Security risk (?): Backticks in descriptions are attempted to eval!

[Enrico2]

We had a description defined like this with backticks:

description = "Runs dbmigrator --migrate on database started by `run-db-local` (eg via `:db:local:run`)."

Then in bash, I did

gradle :db:migrations[tab]

and saw:

$ gradle :db:migrations:-bash: run-db-local: command not found
-bash: :db:local:run: command not found
-bash: run-db-local: command not found
-bash: :db:local:run: command not found

Seems like this could be some attack vector, where a description could contain some malicious bash command.

[mikesamuel]

Could the problem be here?

gradle-completion/gradle-completion.bash

Lines 204 to 208 in 5c863bf

	if [[ -z "$cur" ]]; then
	cached_tasks=( $(grep -v "^:" "$cache_dir/$cached_checksum") )
	else
	cached_tasks=( $(grep "^$cur" "$cache_dir/$cached_checksum") )
	fi

IIUC that filters text like

assemble  - Assembles the outputs of this project.
bar:assemble  - Assembles the outputs of this project.
:bar:assemble  - Assembles the outputs of this project.
foo:assemble  - Assembles the outputs of this project.
:foo:assemble  - Assembles the outputs of this project

by prefix.
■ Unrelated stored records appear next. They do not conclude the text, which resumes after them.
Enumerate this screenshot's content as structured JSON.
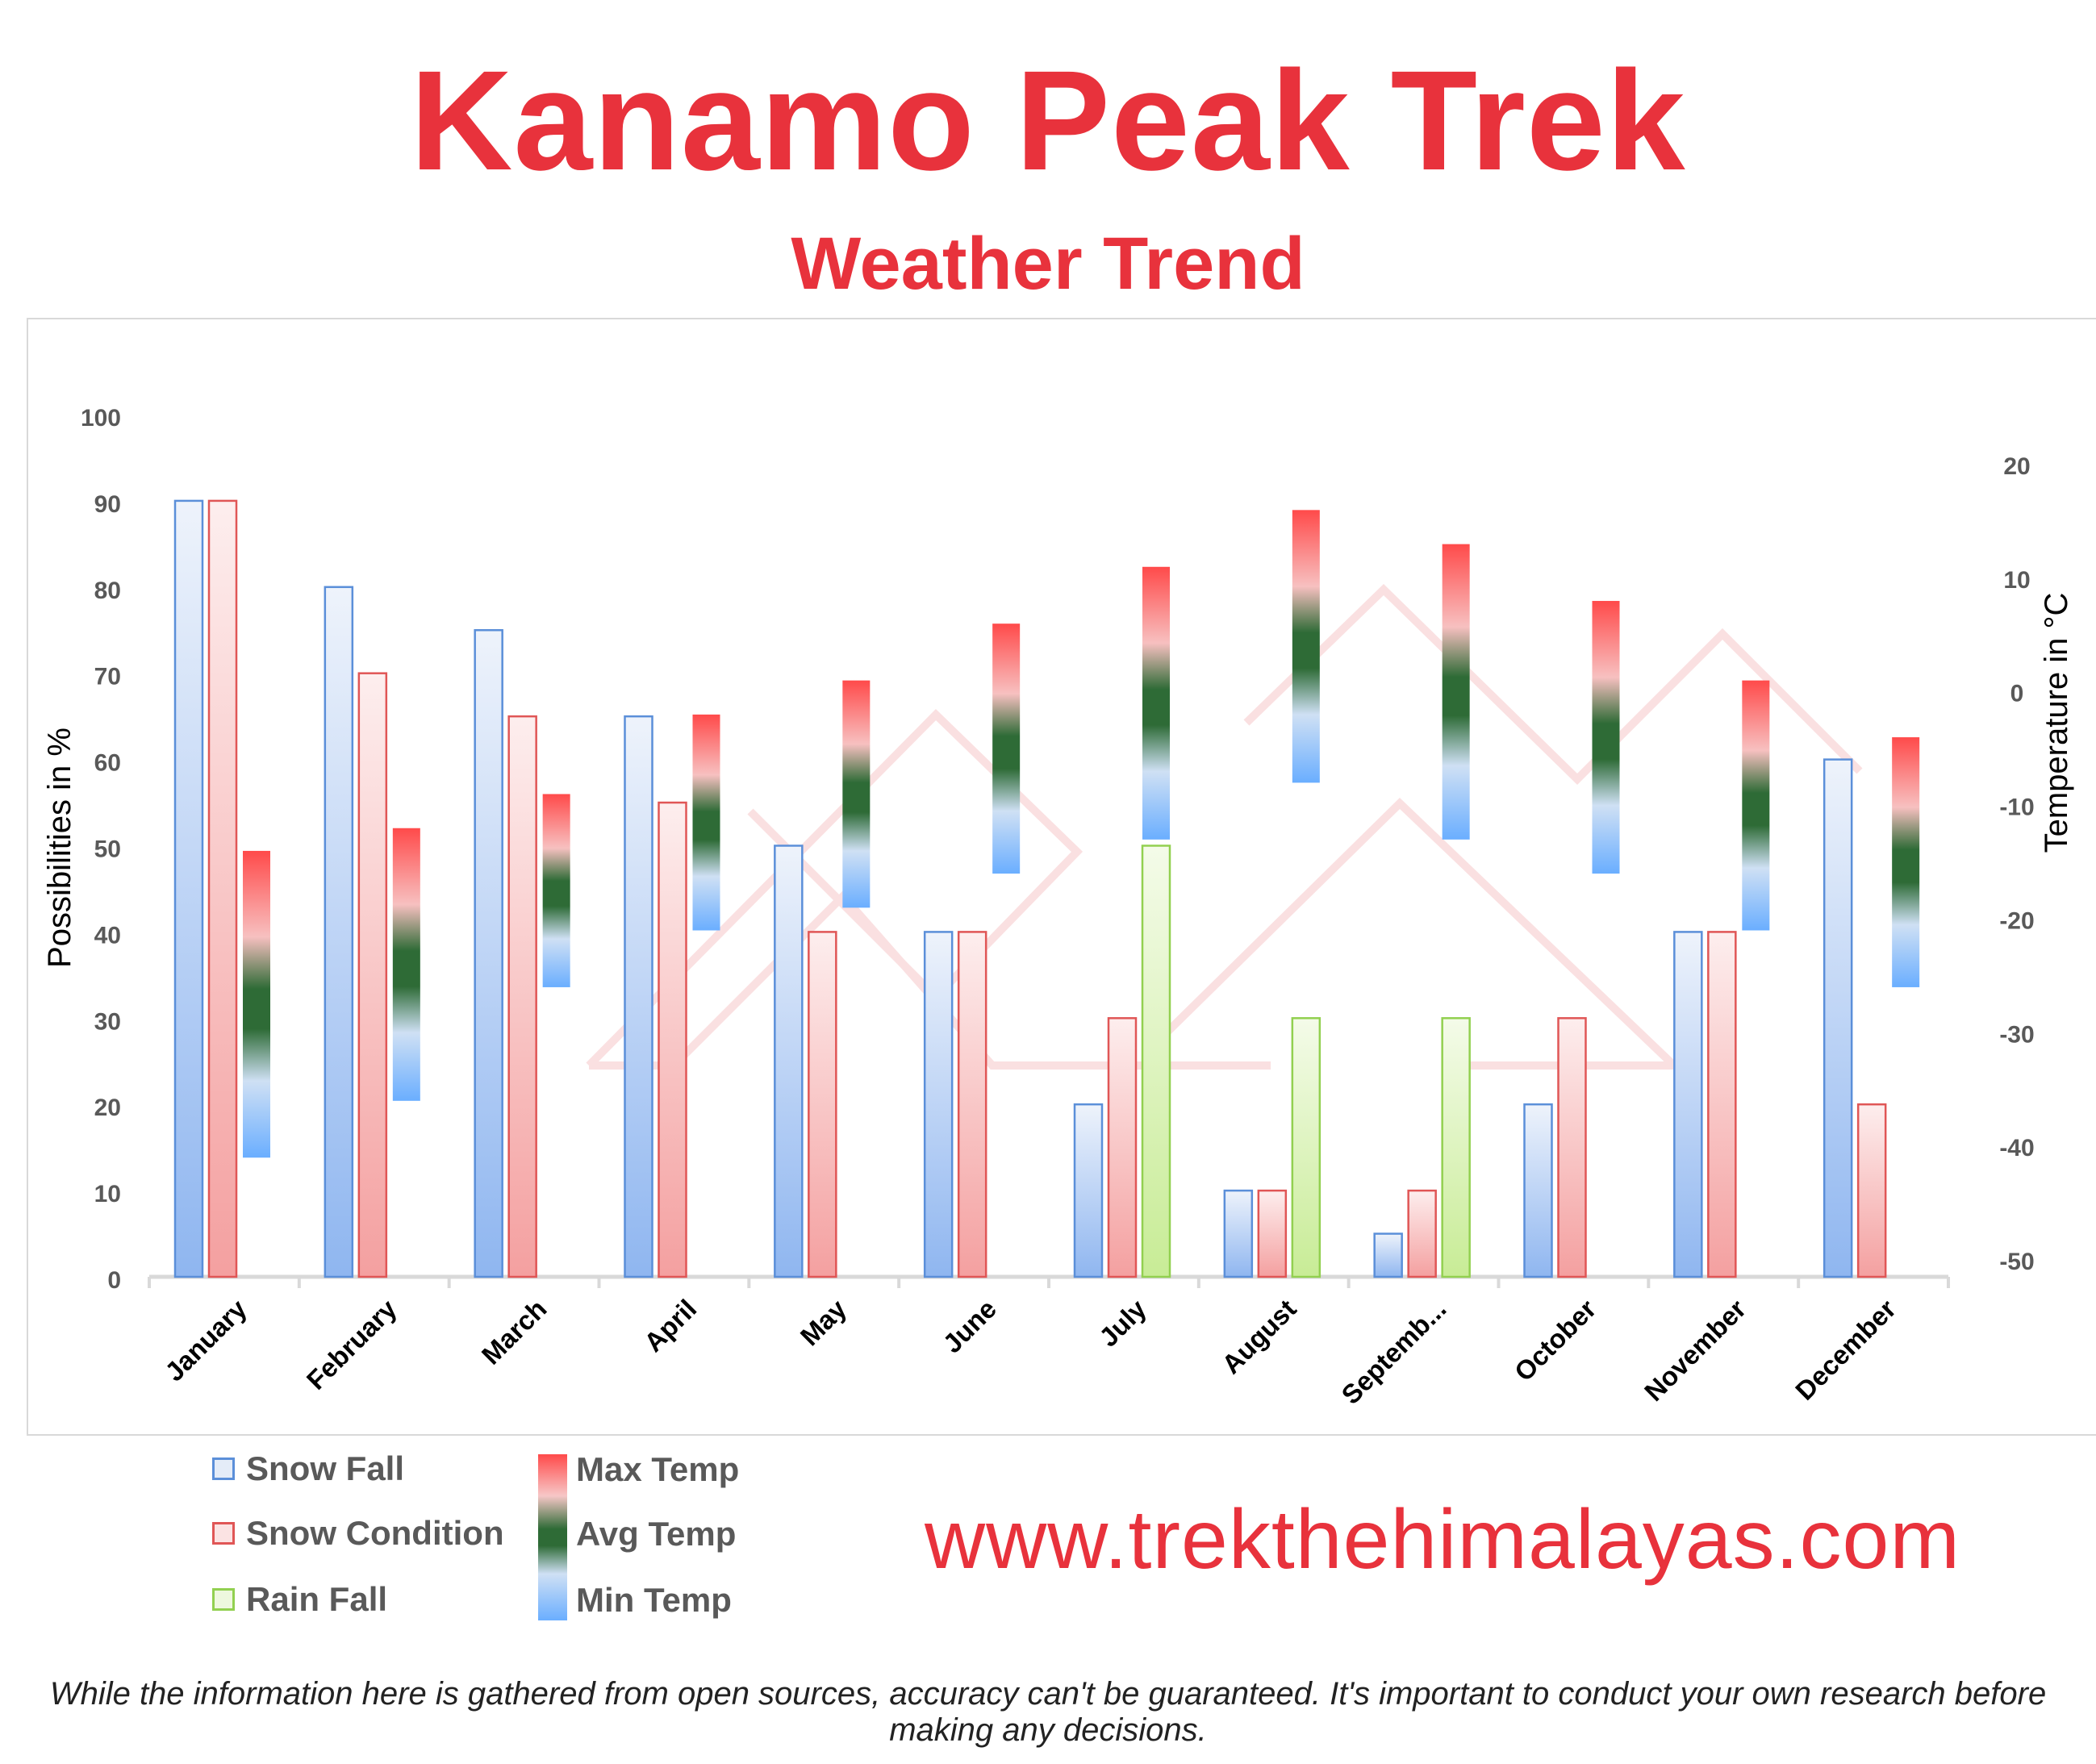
{
  "title": "Kanamo Peak Trek",
  "subtitle": "Weather Trend",
  "website": "www.trekthehimalayas.com",
  "disclaimer": "While the information here is gathered from open sources, accuracy can't be guaranteed. It's important to conduct your own research before making any decisions.",
  "legend": {
    "snow_fall": "Snow Fall",
    "snow_condition": "Snow Condition",
    "rain_fall": "Rain Fall",
    "max_temp": "Max Temp",
    "avg_temp": "Avg Temp",
    "min_temp": "Min Temp"
  },
  "colors": {
    "title": "#e8323c",
    "snow_fall": "#5b8fd9",
    "snow_condition": "#e05656",
    "rain_fall": "#92d050",
    "max_temp": "#ff4a4a",
    "avg_temp": "#2e6b36",
    "min_temp": "#6aaeff"
  },
  "chart_data": {
    "type": "bar",
    "categories": [
      "January",
      "February",
      "March",
      "April",
      "May",
      "June",
      "July",
      "August",
      "Septemb...",
      "October",
      "November",
      "December"
    ],
    "ylabel": "Possibilities in %",
    "y2label": "Temperature in °C",
    "ylim": [
      0,
      100
    ],
    "y2lim": [
      -50,
      20
    ],
    "yticks": [
      "0",
      "10",
      "20",
      "30",
      "40",
      "50",
      "60",
      "70",
      "80",
      "90",
      "100"
    ],
    "y2ticks": [
      "-50",
      "-40",
      "-30",
      "-20",
      "-10",
      "0",
      "10",
      "20"
    ],
    "series": [
      {
        "name": "Snow Fall",
        "values": [
          90,
          80,
          75,
          65,
          50,
          40,
          20,
          10,
          5,
          20,
          40,
          60
        ]
      },
      {
        "name": "Snow Condition",
        "values": [
          90,
          70,
          65,
          55,
          40,
          40,
          30,
          10,
          10,
          30,
          40,
          20
        ]
      },
      {
        "name": "Rain Fall",
        "values": [
          0,
          0,
          0,
          0,
          0,
          0,
          50,
          30,
          30,
          0,
          0,
          0
        ]
      }
    ],
    "temperature": {
      "max": [
        -14,
        -12,
        -9,
        -2,
        1,
        6,
        11,
        16,
        13,
        8,
        1,
        -4
      ],
      "min": [
        -41,
        -36,
        -26,
        -21,
        -19,
        -16,
        -13,
        -8,
        -13,
        -16,
        -21,
        -26
      ]
    },
    "grid": false,
    "legend_position": "bottom-left"
  }
}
Since it does

$( grep ... )

instead of

"$( grep ... )"

expansion may evaluate shell meta-characters.

[mikesamuel]

My bash is kind of weak right now though.

[apflieger]

Ahhh I see these things in my prompt for month now and I finally figured out this.
The gradle plugin for building IntelliJ plugin have multiple tasks that includes backticks so I get this

./gradlew -bash: robot-server: command not found
-bash: robot-server: command not found
-bash: plugin.xml: command not found
-bash: plugin.xml: command not found
-bash: plugin.xml: command not found
-bash: plugin.xml: command not found

It comes from the following tasks descriptions

downloadRobotServerPlugin - Download robot-server plugin.

and

patchPluginXml - Patches plugin.xml files with values provided to the task.